An Evaluation of Deep CNN Baselines for Scene-Independent Person Re-Identification
This addresses the challenge of simplifying system deployment for person re-identification by reducing reliance on labeled or adapted data from specific scenes, though it is incremental in evaluating baseline architectures.
The paper tackled the problem of scene-independent person re-identification by training deep CNNs on a large composite dataset, showing that this approach can achieve results competitive with unsupervised domain adaptation techniques.
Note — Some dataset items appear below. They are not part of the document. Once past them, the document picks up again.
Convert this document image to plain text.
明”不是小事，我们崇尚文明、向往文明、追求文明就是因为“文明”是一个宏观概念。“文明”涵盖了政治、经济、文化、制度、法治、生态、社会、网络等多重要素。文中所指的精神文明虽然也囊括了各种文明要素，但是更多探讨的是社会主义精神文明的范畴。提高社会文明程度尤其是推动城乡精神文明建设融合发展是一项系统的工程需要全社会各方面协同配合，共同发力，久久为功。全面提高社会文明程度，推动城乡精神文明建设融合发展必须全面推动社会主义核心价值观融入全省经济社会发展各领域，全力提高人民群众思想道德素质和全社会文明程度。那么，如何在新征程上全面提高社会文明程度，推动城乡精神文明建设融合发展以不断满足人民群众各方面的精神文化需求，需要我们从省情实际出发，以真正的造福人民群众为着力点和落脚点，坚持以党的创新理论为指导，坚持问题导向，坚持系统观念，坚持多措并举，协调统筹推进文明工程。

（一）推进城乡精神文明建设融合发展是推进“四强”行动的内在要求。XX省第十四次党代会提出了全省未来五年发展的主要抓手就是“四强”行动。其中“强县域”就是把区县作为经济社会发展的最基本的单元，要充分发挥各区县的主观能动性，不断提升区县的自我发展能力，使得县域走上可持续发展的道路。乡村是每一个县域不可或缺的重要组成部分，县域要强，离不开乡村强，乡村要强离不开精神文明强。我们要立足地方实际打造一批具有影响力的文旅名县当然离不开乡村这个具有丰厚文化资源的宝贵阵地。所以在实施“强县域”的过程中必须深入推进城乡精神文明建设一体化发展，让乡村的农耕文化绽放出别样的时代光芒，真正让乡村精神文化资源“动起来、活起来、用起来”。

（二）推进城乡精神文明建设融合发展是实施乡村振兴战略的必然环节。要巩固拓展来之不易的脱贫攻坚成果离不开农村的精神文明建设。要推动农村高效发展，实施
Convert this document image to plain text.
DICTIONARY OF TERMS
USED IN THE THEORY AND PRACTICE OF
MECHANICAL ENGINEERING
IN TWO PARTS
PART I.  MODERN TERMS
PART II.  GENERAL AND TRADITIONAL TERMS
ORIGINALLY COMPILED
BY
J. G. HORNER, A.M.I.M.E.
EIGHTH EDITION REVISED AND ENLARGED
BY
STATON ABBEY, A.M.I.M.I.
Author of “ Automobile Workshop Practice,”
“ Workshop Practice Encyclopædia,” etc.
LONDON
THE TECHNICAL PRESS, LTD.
In recent years, a variety of proposed methods based on deep convolutional neural networks (CNNs) have improved the state of the art for large-scale person re-identification (ReID). While a large number of optimizations and network improvements have been proposed, there has been relatively little evaluation of the influence of training data and baseline network architecture. In particular, it is usually assumed either that networks are trained on labeled data from the deployment location (scene-dependent), or else adapted with unlabeled data, both of which complicate system deployment. In this paper, we investigate the feasibility of achieving scene-independent person ReID by forming a large composite dataset for training. We present an in-depth comparison of several CNN baseline architectures for both scene-dependent and scene-independent ReID, across a range of training dataset sizes. We show that scene-independent ReID can produce leading-edge results, competitive with unsupervised domain adaption techniques. Finally, we introduce a new dataset for comparing within-camera and across-camera person ReID.